No human situation born of status quo or change can be free of problem. With a change the nature and scope of problems may change. The change in the present context successfully addressed the perennial problem of scarcity that haunted the folks for ages and is not taken into account by the older generation in the habit of relishing memories of the past.

Some decades back, life of a middle and lower middle class family wasn’t much different from that of working class in terms of material possession and lacked even basic amenities. Food was simple but hard to get as the family had meagre resources. Meat was a rarity. Whenever family had it, it was soup rather than a solid meat dish. The family of six, for example, wouldn’t afford to buy more than half a kilo mutton in a fortnight. Bakery products were unheard of. Dining out was declared akin to sin. A person would have no more than two three dresses. A woman with three pairs of shoes would look fashionable. A family owning a bicycle would be envy of many a men. A middle class family in a financial emergency would be almost indigent. Market forces unleashed by capitalism created new openings and dragged these classes out of what in current terms is conceived unmistakable poverty. Their standard of living in all aspects has visibly improved as empirical date irrefutably confirms. But it would be misleading to equate poverty with unhappiness. Cribbing and grumbling of older generation bears testimony to the veracity of the assertion that there is no direct equation between poverty and unhappiness or between affluence and happiness. Poverty and ensuing sense of deprivation was made bearable by what the previous set-up amply offered; an overarching presence of extended family/ clan and community instinct which put premium on sharing especially in difficult times.

Such a structure was created by concrete conditions of production and distribution that existed in those times.

Pre-machine or partly machine based mode of production generally produced less than what was needed and thus encouraged under-consumption which lead to poverty and misery. Community instinct with sharing as its core component was rightly raised to the level of a social and moral value which helped regulate underproduction.

In other words, base was the concrete conditions related with production on which the superstructure of community values and happiness was erected. If production was scarce the sharing was the way to assuage its biting and grinding effects. Human beings can be happy even with less if it’s shared. Realm of necessity is not that incomprehensible.

In our evolution we have moved from less to more and our sharing has not only ensured our survival as species but also has sustained us in our upward journey against all the odds.

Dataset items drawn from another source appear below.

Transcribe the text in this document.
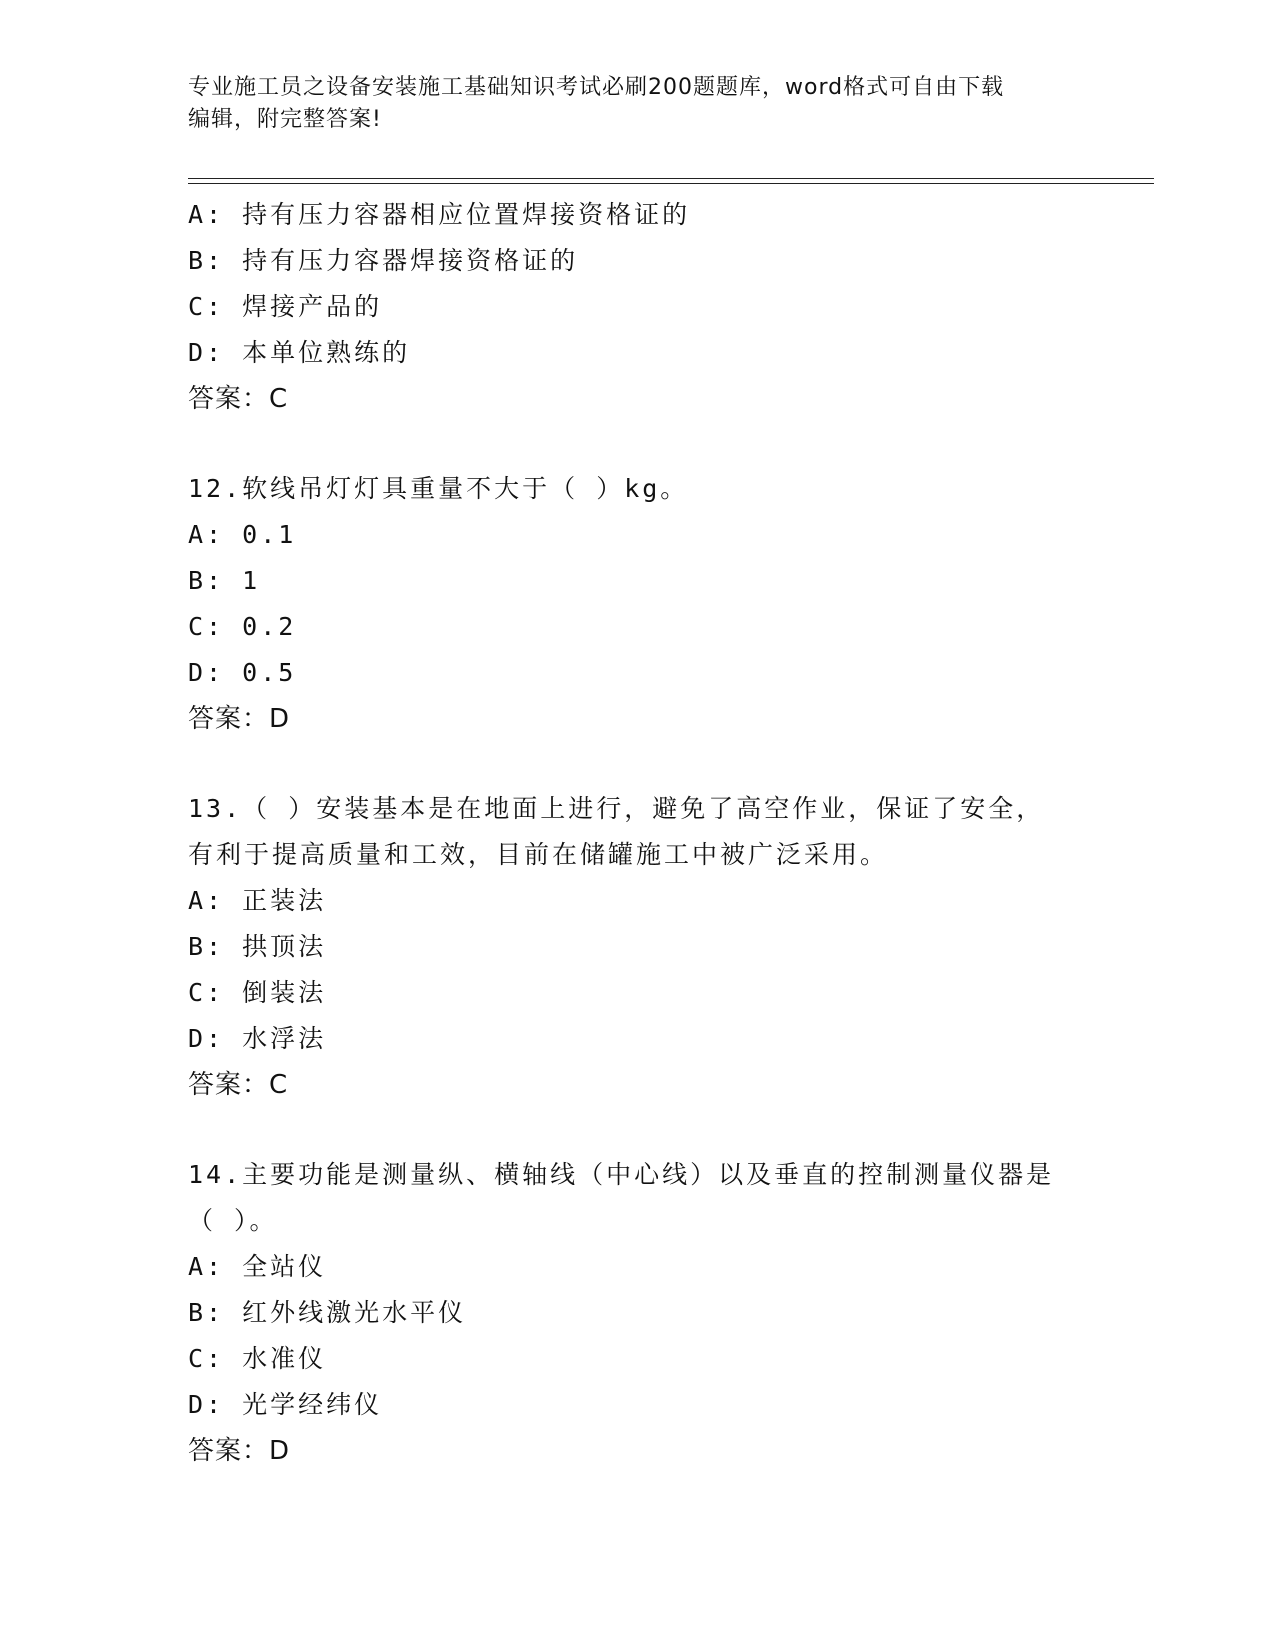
专业施工员之设备安装施工基础知识考试必刷200题题库，word格式可自由下载
编辑，附完整答案!
A: 持有压力容器相应位置焊接资格证的
B: 持有压力容器焊接资格证的
C: 焊接产品的
D: 本单位熟练的
答案：C
12.软线吊灯灯具重量不大于（ ）kg。
A: 0.1
B: 1
C: 0.2
D: 0.5
答案：D
13.（ ）安装基本是在地面上进行，避免了高空作业，保证了安全，
有利于提高质量和工效，目前在储罐施工中被广泛采用。
A: 正装法
B: 拱顶法
C: 倒装法
D: 水浮法
答案：C
14.主要功能是测量纵、横轴线（中心线）以及垂直的控制测量仪器是
（ ）。
A: 全站仪
B: 红外线激光水平仪
C: 水准仪
D: 光学经纬仪
答案：D
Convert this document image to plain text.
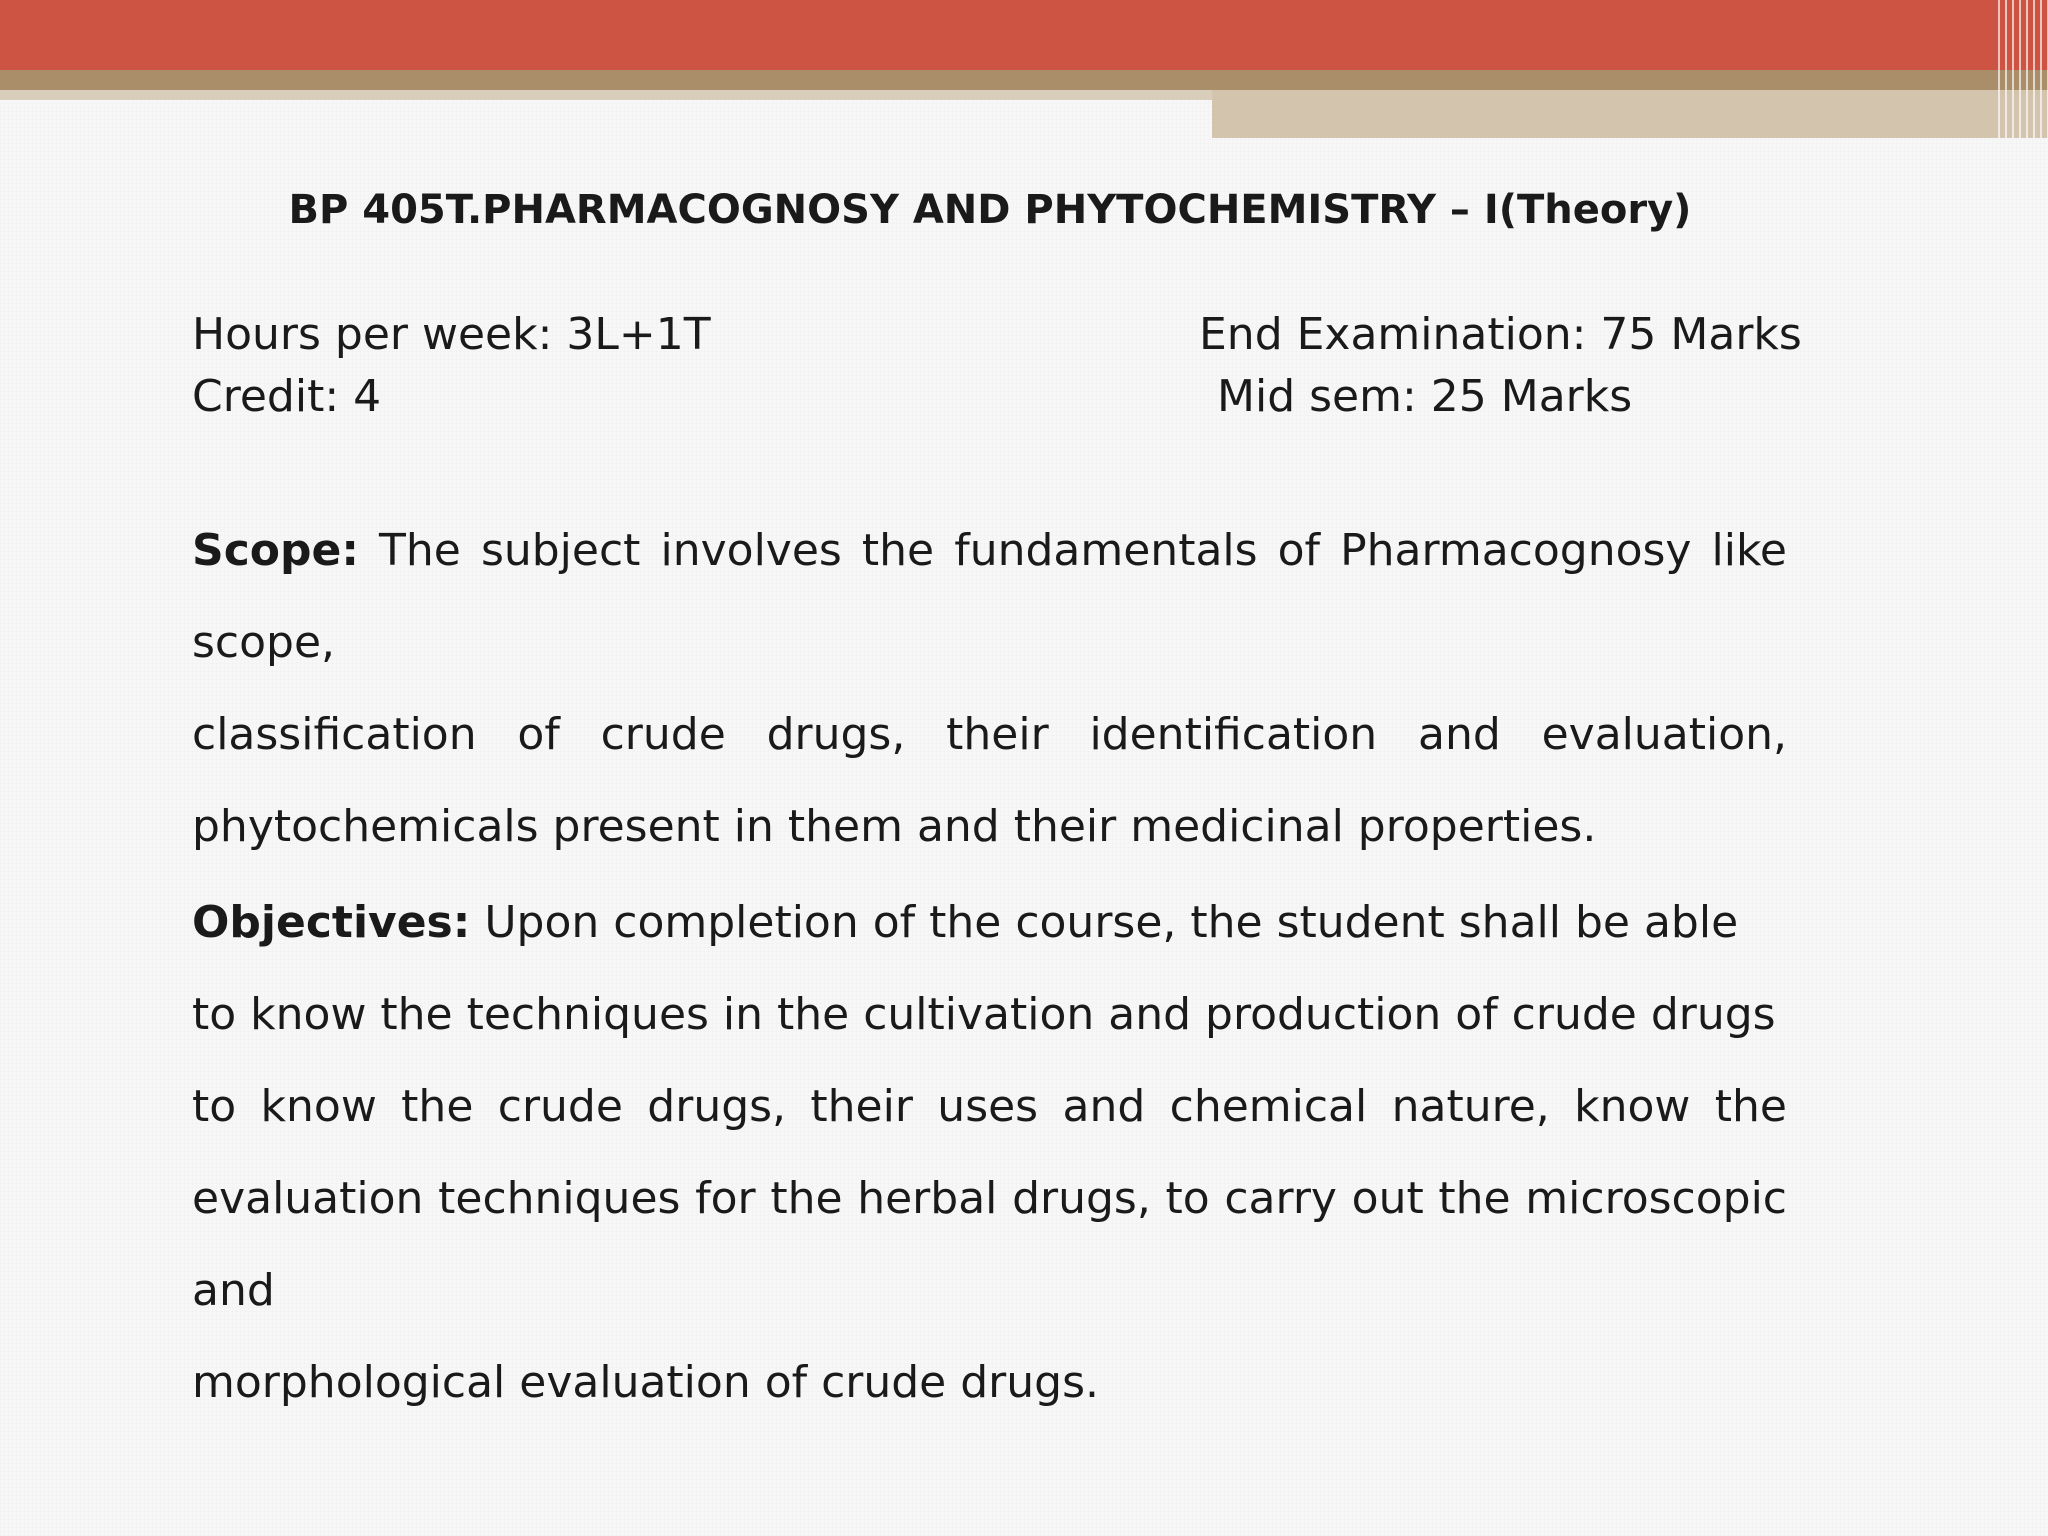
BP 405T.PHARMACOGNOSY AND PHYTOCHEMISTRY – I(Theory)
Hours per week: 3L+1T
Credit: 4
End Examination: 75 Marks
Mid sem: 25 Marks
Scope: The subject involves the fundamentals of Pharmacognosy like scope,
classification of crude drugs, their identification and evaluation,
phytochemicals present in them and their medicinal properties.
Objectives: Upon completion of the course, the student shall be able
to know the techniques in the cultivation and production of crude drugs
to know the crude drugs, their uses and chemical nature, know the
evaluation techniques for the herbal drugs, to carry out the microscopic and
morphological evaluation of crude drugs.
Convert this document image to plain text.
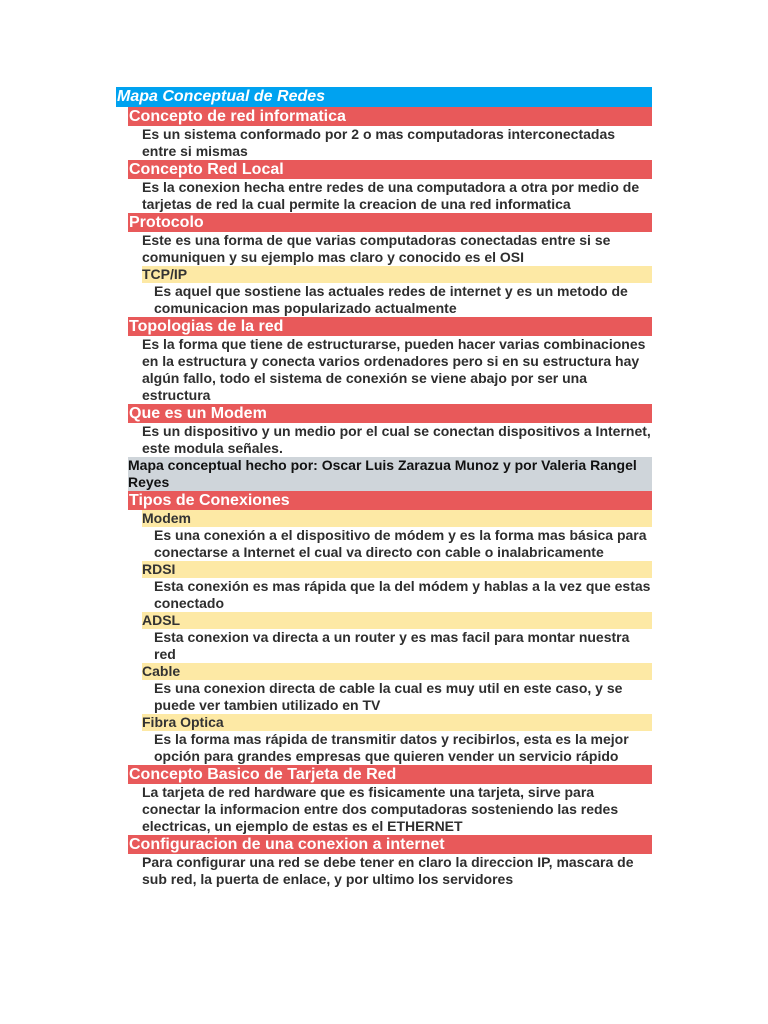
Mapa Conceptual de Redes
Concepto de red informatica
Es un sistema conformado por 2 o mas computadoras interconectadas entre si mismas
Concepto Red Local
Es la conexion hecha entre redes de una computadora a otra por medio de tarjetas de red la cual permite la creacion de una red informatica
Protocolo
Este es una forma de que varias computadoras conectadas entre si se comuniquen y su ejemplo mas claro y conocido es el OSI
TCP/IP
Es aquel que sostiene las actuales redes de internet y es un metodo de comunicacion mas popularizado actualmente
Topologias de la red
Es la forma que tiene de estructurarse, pueden hacer varias combinaciones en la estructura y conecta varios ordenadores pero si en su estructura hay algún fallo, todo el sistema de conexión se viene abajo por ser una estructura
Que es un Modem
Es un dispositivo y un medio por el cual se conectan dispositivos a Internet, este modula señales.
Mapa conceptual hecho por: Oscar Luis Zarazua Munoz y por Valeria Rangel Reyes
Tipos de Conexiones
Modem
Es una conexión a el dispositivo de módem y es la forma mas básica para conectarse a Internet el cual va directo con cable o inalabricamente
RDSI
Esta conexión es mas rápida que la del módem y hablas a la vez que estas conectado
ADSL
Esta conexion va directa a un router y es mas facil para montar nuestra red
Cable
Es una conexion directa de cable la cual es muy util en este caso, y se puede ver tambien utilizado en TV
Fibra Optica
Es la forma mas rápida de transmitir datos y recibirlos, esta es la mejor opción para grandes empresas que quieren vender un servicio rápido
Concepto Basico de Tarjeta de Red
La tarjeta de red hardware que es fisicamente una tarjeta, sirve para conectar la informacion entre dos computadoras sosteniendo las redes electricas, un ejemplo de estas es el ETHERNET
Configuracion de una conexion a internet
Para configurar una red se debe tener en claro la direccion IP, mascara de sub red, la puerta de enlace, y por ultimo los servidores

Our life as a result of fast changes during the last few decades has become quite different from what it was. It’s no longer sedate, staid and inclined to inwardness. It’s fast-paced and turbulent in the face of an unprecedented show of ephemerality; things tangible and intangible appear and disappear in an indescribably fast succession. Transformed situation promotes its new agenda which comprises surplus production, conspicuous consumption and atomized individual. Surplus production needs not just consumption but conspicuous one. Such consumption needs individual, not the old one of sharing type but new one of consuming variety. Now the emphasis is primarily on what you consume but not on what you need. Social success of an individual now depends on what he consumes, not on what helps him to attain self-fulfillment. In order to achieve the social ideal of conspicuous consumption an individual has to be convinced of two things; he is for himself and a consumptive lifestyle is the highmark of social achievement. Now convinced of this he has to gear up to create resources as, to repeat the cliché, there is no free lunch in a capitalist society. It means to work relentlessly and tirelessly.

Cycle of work alienates the individual and negates his self-objectification. Act of consumption disconnects him from others and creates an aura of vacuous estrangement which causes anxiety and nervous tension. Activities of such an individual, alienated as they are, boosts the process of overall alienation affecting all he is forced to interact with. Happiness, the declared objective of consumption, proves illusionary as it’s confused with pleasure. Capitalism can surely boast of its achievement as a system that has raised the standard of living of certain sizable segments of the population. But it has so far failed to produce individual who in his effort to realise his potential enriches himself by enriching others in mutually fulfilling reciprocity.

Oldies, it looks, will go down lamenting a lost way of life that is irretrievable. Contemporary society will find the solutions of the problems it’s confronted within due course and discover its own way to happiness. The irony is that humans need work as much as happiness. Work at the moment is the opposite of happiness. The ideal, if ever realised, would be that we as a species make our work a source of happiness for ourselves and others. And this will only happen when concrete measures are taken to rid our work of its exploitative dimension.